Brooke-Alvinston council urging premier to end lockdowns ‘as long as people keep following the rules’
Brooke-Alvinston Councillor Jamie Armstrong says the “science doesn’t know what is going on” when it comes to COVID-19.
At his suggestion, the council will write to Premier Doug Ford asking him to end lockdowns.
Lambton is currently in the Grey-Lockdown phase of Ontario’s Reopening Framework as the number of COVID-19 cases rise. The community has the second highest rate of COVID-19 rates in the province at 160 cases per 100,000 people just behind Peel Region.
There 65 people who are COVID-19 positive in 21 schools in Lambton County including Brooke Central School, where two students are still listed as COVID-19 positive. Public health still lists Brooke Central as in outbreak – one of seven schools where officials believe the virus was spread in the school.
There are also five students and a teacher at LCCVI who are COVID-19 positive and two students at St. Philip in Petrolia.
Lambton Public Health reported another 41 people tested positive Thursday and another death – a person in their 70s – due to the virus which has lead to 48 deaths in Lambton. Ontario reported more than 2,000 new cases of COVID-19 today including 17 deaths. There have been 7,280 people in Ontario and 22,782 people in all of Canada die of COVID-19 since the pandemic began a year ago.
Ontario is still trying to stop the spread of the virus, particularly since new variants of COVID-19 are appearing which spread the virus faster. The province moves regions into different zones as the prevalence of the virus increases in the community – the strictest controls are in lockdown.
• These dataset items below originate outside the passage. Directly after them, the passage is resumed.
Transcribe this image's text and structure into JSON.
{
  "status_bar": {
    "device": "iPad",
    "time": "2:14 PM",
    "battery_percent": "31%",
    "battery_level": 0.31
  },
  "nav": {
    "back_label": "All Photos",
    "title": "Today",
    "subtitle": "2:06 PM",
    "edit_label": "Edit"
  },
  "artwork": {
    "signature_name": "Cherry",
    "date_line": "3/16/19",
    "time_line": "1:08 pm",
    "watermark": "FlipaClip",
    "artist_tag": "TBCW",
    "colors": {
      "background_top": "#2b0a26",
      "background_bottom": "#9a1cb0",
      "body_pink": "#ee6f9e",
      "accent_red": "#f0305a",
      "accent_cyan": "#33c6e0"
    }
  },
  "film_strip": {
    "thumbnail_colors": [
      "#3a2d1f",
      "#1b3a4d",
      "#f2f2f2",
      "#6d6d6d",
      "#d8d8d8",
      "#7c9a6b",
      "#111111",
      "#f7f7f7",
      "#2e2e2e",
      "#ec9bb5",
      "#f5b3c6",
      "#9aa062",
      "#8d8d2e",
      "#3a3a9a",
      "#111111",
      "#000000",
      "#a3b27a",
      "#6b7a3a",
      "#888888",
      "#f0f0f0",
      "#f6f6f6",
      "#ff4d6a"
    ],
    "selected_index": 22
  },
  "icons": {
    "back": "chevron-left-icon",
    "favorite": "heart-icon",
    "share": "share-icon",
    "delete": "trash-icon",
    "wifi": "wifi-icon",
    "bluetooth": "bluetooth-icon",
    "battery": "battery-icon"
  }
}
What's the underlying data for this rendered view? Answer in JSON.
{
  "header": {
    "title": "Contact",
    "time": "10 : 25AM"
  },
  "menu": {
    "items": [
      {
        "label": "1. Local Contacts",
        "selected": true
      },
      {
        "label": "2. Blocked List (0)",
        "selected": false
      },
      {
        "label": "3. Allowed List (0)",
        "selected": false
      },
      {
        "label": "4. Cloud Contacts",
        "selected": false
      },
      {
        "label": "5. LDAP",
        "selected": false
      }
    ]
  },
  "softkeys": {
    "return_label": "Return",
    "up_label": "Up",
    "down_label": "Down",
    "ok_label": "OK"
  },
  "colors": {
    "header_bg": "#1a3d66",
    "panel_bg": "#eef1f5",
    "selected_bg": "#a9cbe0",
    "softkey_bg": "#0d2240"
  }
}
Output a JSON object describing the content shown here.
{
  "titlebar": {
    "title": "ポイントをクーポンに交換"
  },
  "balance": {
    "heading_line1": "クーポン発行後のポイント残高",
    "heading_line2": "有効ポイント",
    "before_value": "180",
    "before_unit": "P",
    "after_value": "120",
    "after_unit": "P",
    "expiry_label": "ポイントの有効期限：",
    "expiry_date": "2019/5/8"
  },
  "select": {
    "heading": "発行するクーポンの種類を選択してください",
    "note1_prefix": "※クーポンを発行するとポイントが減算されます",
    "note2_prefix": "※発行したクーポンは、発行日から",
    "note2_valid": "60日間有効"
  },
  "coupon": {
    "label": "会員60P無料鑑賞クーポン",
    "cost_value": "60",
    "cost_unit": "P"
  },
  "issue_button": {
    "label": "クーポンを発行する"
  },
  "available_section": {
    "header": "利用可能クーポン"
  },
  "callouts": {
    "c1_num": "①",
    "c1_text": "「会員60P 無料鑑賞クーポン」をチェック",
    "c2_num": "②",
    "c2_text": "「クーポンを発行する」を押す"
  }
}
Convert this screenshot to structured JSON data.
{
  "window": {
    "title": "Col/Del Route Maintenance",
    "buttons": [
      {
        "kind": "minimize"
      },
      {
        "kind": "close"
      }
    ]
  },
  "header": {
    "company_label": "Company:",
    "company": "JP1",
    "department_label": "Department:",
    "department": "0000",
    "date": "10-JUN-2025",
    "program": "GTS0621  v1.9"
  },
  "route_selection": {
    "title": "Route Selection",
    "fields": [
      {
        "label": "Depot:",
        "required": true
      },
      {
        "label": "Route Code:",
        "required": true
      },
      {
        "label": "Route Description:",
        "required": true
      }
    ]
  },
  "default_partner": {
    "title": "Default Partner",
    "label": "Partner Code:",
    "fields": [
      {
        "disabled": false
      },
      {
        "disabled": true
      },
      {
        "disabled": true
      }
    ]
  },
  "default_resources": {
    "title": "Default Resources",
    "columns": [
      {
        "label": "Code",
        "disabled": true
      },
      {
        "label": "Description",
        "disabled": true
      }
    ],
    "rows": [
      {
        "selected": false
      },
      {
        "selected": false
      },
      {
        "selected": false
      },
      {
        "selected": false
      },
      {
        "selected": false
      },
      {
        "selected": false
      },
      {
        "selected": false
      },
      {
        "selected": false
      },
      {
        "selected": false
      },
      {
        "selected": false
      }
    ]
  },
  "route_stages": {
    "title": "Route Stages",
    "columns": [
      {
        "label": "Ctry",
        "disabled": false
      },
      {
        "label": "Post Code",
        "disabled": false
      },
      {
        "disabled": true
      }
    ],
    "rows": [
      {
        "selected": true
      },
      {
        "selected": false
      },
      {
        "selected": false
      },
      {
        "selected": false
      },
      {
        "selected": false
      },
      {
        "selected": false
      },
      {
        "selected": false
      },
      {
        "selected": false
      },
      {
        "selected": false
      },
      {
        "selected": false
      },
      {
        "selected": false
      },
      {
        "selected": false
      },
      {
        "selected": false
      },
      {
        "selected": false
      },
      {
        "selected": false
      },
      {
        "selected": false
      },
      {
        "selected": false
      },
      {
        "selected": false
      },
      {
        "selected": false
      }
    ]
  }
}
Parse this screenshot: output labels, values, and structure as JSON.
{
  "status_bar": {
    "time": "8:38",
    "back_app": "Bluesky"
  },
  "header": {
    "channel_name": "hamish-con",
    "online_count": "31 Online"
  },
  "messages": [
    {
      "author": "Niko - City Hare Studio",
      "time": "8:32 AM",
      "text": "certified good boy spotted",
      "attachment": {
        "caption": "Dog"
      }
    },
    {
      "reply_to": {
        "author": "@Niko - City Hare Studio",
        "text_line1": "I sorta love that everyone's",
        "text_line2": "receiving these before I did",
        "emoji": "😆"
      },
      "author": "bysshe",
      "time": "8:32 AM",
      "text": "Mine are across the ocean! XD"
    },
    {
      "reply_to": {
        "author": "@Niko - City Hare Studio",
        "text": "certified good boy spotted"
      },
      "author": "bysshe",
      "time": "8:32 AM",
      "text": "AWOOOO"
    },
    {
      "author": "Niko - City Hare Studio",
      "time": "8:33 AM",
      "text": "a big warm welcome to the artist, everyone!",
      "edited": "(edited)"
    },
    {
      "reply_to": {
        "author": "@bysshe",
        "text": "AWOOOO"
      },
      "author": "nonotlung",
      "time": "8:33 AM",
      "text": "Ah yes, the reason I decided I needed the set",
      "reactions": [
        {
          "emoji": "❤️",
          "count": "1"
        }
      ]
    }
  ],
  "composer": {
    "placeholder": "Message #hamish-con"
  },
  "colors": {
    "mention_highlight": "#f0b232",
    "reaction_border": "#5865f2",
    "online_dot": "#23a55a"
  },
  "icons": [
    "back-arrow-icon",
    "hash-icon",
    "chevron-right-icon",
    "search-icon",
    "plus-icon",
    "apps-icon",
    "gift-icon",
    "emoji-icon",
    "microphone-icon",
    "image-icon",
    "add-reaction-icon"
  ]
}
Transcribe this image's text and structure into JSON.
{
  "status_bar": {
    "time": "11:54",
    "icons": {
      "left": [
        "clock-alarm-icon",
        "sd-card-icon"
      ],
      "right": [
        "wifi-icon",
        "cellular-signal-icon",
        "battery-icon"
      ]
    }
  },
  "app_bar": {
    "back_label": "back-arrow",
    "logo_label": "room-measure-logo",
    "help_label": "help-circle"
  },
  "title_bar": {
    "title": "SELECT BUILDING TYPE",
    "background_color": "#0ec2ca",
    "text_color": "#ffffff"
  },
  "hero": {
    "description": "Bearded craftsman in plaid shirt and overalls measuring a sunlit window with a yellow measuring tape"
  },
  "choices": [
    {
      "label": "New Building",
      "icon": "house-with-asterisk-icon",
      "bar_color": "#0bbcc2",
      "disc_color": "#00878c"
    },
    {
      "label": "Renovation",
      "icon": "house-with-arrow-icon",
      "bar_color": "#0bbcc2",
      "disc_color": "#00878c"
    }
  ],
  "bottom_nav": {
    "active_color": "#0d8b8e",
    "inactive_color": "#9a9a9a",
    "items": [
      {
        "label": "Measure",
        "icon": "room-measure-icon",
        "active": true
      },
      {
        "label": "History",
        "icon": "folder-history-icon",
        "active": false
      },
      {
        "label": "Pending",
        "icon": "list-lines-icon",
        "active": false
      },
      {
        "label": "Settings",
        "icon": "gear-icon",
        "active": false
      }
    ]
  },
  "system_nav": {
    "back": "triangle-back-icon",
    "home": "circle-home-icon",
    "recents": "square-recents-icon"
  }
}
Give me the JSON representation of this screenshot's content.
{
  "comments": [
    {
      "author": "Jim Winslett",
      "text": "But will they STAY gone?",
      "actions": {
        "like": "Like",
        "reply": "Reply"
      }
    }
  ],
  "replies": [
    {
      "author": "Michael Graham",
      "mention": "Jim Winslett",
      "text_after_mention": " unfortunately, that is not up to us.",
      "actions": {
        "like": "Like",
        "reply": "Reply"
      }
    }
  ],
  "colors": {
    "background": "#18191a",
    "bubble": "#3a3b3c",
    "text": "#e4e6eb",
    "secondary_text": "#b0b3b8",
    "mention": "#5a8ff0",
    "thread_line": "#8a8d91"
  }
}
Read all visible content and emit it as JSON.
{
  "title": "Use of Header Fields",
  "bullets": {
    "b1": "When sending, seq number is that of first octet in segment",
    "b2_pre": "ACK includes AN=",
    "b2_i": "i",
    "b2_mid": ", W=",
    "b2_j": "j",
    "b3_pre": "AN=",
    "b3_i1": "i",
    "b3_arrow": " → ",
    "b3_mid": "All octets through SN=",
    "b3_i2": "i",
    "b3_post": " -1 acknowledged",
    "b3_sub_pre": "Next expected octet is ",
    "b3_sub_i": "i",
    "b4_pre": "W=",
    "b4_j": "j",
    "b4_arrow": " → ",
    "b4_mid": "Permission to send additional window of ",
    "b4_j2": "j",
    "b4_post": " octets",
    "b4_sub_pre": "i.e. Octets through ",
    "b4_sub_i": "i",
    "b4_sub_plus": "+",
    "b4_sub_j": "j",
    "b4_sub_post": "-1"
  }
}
But the province recently loosened the rules for communities in the Grey-Lockdown zones. Churches can now have services with up to 15 per cent of the building’s capacity inside. Restaurants, which were limited to take out business in lockdown before, are now able to open their patios to serve members of the same family with up to 50 people present at one time, depending on the size of the patio. And retailers, who also were closed in earlier lockdowns, may now serve customers indoors, but only have 25 per cent of the store’s capacity inside.
Armstrong told councillors at Thursday’s meeting lockdowns were for a specific purpose; “We want wanted to make sure that our health systems didn’t get overloaded. And now we’ve got more people that have been affected by COVID and I failed to see what a lockdown is actually doing, as long as people follow all the social distancing and all the masking that the health system is requesting us to do.
“We keep on saying science, but every time you pick up the paper, science doesn’t know what’s going on with this. And I really do not believe that lockdowns are the way to go. I think it’s causing a lot more mental health issues than then what we’re actually solving. We’ve got vaccines started up. And I really think that the premier needs to hear that,” added Armstrong.
“Even though there’s a variant, the variant seems to be, ‘it looks like it might be and …everybody’s guessing, it looks like it might me more contagious,’ but then we’ve got three people in Bluewater Health today,” he says. There are actually eight people in Bluewater Health with COVID-19 Thursday.
“I think that we need to move on and try to pay for our health system,” says Armstrong. “If we don’t, I don’t I really don’t know when we’re going to get out of this lockdown. I think we need to give some direction to the premier.”
Armstrong’s motion to write to the premier urging him to end lockdowns carried. Only Mayor Dave Ferguson spoke briefly about it, and acknowledged the difficulties facing communities.
“I do believe in the science, and we shouldn’t (end lockdowns.)
“I do believe we’re having mental health issues and businesses are really suffering. There’s two sides to this …in the small communities when we’re spread out to start with, it’s tough.”